Today's theme was "Honoring Our Journey - Heroe's/Heroine's Journey" and we painted however we saw our journey/s.  A2, acrylic paint, gesso, gloss varnish and body-giving medium.

  • My happy colors are yellow-green with gesso; the paint is flat because when I'm happiest, most content, I feel calm and sometimes don't even talk. All my efforts are to get me to this Shangri-La. It has some bright yellow highlights, depicting heightened-happy. I'm not sure what the darker green means but I was aware there are subdued or even hard-won-happys. 
  • Red is the more passionate path to happy and it's glossy. 
  • The dark colors coming up from the bottom are hardships, but because my hardships are not really "real" hardships by any measure, it's not black but Payne's Gray. Bottom right corner is pretty solid, but the paint is thinner; some other parts are more built up but there are plenty of white gaps because I recognize the lightness (?) of my hardships. 

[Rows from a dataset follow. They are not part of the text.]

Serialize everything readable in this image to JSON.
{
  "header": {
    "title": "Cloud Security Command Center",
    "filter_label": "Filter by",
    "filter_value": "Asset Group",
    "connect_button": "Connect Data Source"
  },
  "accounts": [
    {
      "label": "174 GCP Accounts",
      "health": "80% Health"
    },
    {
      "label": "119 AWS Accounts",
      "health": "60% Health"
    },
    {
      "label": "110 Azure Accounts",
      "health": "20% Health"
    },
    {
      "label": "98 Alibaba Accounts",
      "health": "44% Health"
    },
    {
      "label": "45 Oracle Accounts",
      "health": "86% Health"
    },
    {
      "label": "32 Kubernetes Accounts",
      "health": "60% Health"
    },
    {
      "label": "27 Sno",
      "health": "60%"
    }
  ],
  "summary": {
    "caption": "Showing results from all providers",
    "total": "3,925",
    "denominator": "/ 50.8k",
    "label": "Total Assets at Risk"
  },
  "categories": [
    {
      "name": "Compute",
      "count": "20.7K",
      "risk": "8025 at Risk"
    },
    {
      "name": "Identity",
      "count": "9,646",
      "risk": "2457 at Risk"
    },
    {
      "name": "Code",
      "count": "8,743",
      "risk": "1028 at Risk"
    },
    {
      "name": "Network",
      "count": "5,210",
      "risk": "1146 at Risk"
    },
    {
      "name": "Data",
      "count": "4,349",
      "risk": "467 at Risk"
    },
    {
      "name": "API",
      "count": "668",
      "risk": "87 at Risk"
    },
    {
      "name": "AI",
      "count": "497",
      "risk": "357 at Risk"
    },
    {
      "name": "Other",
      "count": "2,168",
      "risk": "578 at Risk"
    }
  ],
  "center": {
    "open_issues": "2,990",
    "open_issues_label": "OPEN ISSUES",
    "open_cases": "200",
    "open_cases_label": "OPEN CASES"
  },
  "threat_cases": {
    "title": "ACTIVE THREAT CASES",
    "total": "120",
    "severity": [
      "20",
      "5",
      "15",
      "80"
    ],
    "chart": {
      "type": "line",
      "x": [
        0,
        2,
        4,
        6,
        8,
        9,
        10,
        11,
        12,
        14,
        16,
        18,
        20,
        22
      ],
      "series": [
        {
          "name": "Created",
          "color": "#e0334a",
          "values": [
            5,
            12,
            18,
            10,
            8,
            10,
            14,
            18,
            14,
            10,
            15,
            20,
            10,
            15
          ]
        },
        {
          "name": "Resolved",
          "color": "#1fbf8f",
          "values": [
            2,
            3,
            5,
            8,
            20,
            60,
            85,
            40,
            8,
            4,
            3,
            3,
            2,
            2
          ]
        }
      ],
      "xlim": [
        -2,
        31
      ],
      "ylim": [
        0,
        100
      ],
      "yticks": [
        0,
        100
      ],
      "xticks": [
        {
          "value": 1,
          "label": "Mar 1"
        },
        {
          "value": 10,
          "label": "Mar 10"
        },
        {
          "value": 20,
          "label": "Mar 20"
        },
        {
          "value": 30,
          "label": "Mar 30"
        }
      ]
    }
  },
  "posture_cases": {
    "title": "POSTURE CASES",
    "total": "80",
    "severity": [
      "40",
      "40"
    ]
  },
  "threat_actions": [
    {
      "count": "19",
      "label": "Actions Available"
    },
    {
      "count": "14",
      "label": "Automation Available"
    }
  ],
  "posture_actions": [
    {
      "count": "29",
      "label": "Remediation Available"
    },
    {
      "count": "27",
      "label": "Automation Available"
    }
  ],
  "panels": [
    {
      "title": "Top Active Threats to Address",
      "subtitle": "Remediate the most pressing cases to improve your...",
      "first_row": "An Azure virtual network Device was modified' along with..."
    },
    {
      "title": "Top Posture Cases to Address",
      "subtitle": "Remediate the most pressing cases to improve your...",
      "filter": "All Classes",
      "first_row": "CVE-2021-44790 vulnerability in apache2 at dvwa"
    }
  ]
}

  • The patchy, built-up sandy parts are me working towards calmness. The same color, but flat, containing gesso, at top left is the calm I've learned/earned in the past 15 years. 
  • White is the calm I hope I've always had. It's mixed with navy blue below, which is my regular effort; not too hard, not too easy. White and navy overlap and are mixed in places because there has always been an optimistic me who believed things will turn out right in the end. There is a small area of Payne's Gray next to the navy blue, but a little bit of "hardship" doesn't stop me. 
I see my destination addiction in this. I'm always going forward, seldom looking back, so "now" is in front of the picture, where I am, and Shangri-La is where I want to reach/arrive. No matter where I am in life, this seems to be my constant view of life. Just like the top piece from nine years ago!